What would happen if all your dreams came true, and your project grew from a small lab study into a commercial/industrial/medical product that was used by many people? We invite you to speculate broadly and discuss possibilities, rather than providing definite answers. Even if the product is "safe", please discuss possible risks and how they could be addressed, rather than simply saying that there are no risks at all.
  1. What new risks might arise from your project's growth? (Consider the categories of risk listed in parts a-d of the previous question: lab workers, the general public, the environment, and malicious mis-uses.) Also, what risks might arise if the knowledge you generate or the methodsyou develop became widely available?
    • Our project opens up possibilities for many applications of gene circuits, including targeted gene therapies and industrial bio-production. A bistable gene-targeting switch, if transferred to human cells or viral DNA, could be used to control gene expression in the human body. In fact, the Gersbach lab works on applications of CRISPR technology in these forms. A genetic switch like ours could permit therapies for genetic disorders, cancers, or other challenging diseases. However, a similar system could also be used to target healthy human cells, causing harm either maliciously or accidentally.
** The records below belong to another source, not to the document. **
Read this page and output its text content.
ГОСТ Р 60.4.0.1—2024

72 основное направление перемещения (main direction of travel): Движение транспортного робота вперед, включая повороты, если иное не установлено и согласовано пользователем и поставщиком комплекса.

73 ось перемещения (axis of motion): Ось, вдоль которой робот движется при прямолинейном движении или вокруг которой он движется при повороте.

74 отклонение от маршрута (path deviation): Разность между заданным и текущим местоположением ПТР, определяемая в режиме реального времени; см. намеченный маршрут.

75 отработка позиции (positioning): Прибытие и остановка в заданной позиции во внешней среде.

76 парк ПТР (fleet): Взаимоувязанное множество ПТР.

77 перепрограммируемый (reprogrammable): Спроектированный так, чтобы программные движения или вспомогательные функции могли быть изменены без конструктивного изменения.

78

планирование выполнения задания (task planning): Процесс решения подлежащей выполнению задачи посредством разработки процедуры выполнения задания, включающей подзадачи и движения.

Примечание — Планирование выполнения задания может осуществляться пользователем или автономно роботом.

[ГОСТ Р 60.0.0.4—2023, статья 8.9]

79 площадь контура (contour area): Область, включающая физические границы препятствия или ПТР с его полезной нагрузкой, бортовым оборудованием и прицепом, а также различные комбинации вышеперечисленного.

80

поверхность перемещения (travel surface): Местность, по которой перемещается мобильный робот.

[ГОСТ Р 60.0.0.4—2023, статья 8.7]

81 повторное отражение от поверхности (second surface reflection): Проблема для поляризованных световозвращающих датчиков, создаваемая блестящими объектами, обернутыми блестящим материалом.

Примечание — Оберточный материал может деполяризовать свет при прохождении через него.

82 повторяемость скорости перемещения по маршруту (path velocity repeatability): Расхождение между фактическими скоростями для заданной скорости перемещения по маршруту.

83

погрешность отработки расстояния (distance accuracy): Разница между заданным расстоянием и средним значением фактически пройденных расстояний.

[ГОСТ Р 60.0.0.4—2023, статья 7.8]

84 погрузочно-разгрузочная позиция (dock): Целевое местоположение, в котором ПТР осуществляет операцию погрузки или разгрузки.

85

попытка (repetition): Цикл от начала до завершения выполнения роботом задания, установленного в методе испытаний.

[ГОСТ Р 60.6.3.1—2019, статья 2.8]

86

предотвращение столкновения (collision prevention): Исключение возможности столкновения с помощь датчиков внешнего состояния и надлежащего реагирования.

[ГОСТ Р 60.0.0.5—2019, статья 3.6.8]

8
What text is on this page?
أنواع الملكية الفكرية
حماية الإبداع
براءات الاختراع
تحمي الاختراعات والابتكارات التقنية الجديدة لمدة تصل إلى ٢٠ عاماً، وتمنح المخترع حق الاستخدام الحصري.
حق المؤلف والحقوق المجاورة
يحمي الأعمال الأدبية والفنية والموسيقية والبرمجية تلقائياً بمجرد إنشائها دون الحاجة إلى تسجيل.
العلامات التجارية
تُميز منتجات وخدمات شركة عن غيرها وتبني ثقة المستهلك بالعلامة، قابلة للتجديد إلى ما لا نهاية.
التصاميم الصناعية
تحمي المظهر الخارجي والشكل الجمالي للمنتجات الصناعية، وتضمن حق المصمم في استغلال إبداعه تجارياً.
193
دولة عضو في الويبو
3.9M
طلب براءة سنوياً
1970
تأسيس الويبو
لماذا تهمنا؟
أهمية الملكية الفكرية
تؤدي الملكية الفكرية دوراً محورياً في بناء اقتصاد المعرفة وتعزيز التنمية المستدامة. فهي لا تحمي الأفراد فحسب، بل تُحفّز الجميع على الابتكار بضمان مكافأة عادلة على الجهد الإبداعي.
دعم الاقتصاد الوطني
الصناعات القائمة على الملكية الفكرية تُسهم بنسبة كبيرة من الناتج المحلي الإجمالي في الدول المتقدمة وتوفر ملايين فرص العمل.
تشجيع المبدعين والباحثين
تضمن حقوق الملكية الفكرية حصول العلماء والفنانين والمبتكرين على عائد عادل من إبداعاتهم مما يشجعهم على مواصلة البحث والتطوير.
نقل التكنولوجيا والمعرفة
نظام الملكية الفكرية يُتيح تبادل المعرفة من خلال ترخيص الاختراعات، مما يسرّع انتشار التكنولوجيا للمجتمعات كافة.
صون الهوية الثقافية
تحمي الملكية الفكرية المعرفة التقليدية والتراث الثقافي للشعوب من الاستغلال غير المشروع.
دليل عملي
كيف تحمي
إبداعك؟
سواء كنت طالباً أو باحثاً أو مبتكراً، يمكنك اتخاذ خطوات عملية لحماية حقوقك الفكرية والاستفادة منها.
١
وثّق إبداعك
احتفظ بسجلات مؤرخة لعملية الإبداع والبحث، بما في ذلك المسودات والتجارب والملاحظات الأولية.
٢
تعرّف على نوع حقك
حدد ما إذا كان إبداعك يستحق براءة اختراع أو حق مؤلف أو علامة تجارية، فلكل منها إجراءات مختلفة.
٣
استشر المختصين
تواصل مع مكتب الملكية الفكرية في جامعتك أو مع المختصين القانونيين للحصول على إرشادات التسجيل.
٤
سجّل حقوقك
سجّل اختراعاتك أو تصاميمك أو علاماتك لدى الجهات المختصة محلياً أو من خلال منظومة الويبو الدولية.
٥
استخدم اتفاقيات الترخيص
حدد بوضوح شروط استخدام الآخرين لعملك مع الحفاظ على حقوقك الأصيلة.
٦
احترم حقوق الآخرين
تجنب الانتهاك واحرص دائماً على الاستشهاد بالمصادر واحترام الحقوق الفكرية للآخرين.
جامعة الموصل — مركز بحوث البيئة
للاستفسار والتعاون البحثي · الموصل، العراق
Even if future versions of our switch do not contain these components, the models and principles that we are developing could help someone else to design a CRISPR switch that targets healthy human cells by controlling the expression of a key gene.
  2. Does your project currently include any design features to reduce risks? Or, if you did all the future work to make your project grow into a popular product, would you plan to design any new features to minimize risks? (For example: auxotrophic chassis, physical containment, etc.) Such features are not required for an iGEM project, but many teams choose to explore them.
    • Our project itself is confined to a chassis that is relatively harmless, and our system in its current form is not compatible with human cells or viruses. If the system is ever translated into another more sensitive chassis, further precautions may have to be taken to protect and contain the relevant design information and physical samples. This may include a built-in way to disable the gene circuit, using some harmless inducer molecule, for example. We would also need a plan to prevent others from designing a malicious circuit using our methods and models, possibly by withholding key information on how the circuit is integrated into hosts.

Further comments

Our current project is highly theoretical and experimental, as we are primarily attempting to demonstrate a proof-of-concept approach to ultra-sensitive CRISPR circuits. As we obtain more results regarding the effectiveness of our basic models, we would like to take more time to consider possible applications of the system. This will lead us to have more specific thoughts on the risks of future developments in our project, and any precautions that would need to be taken.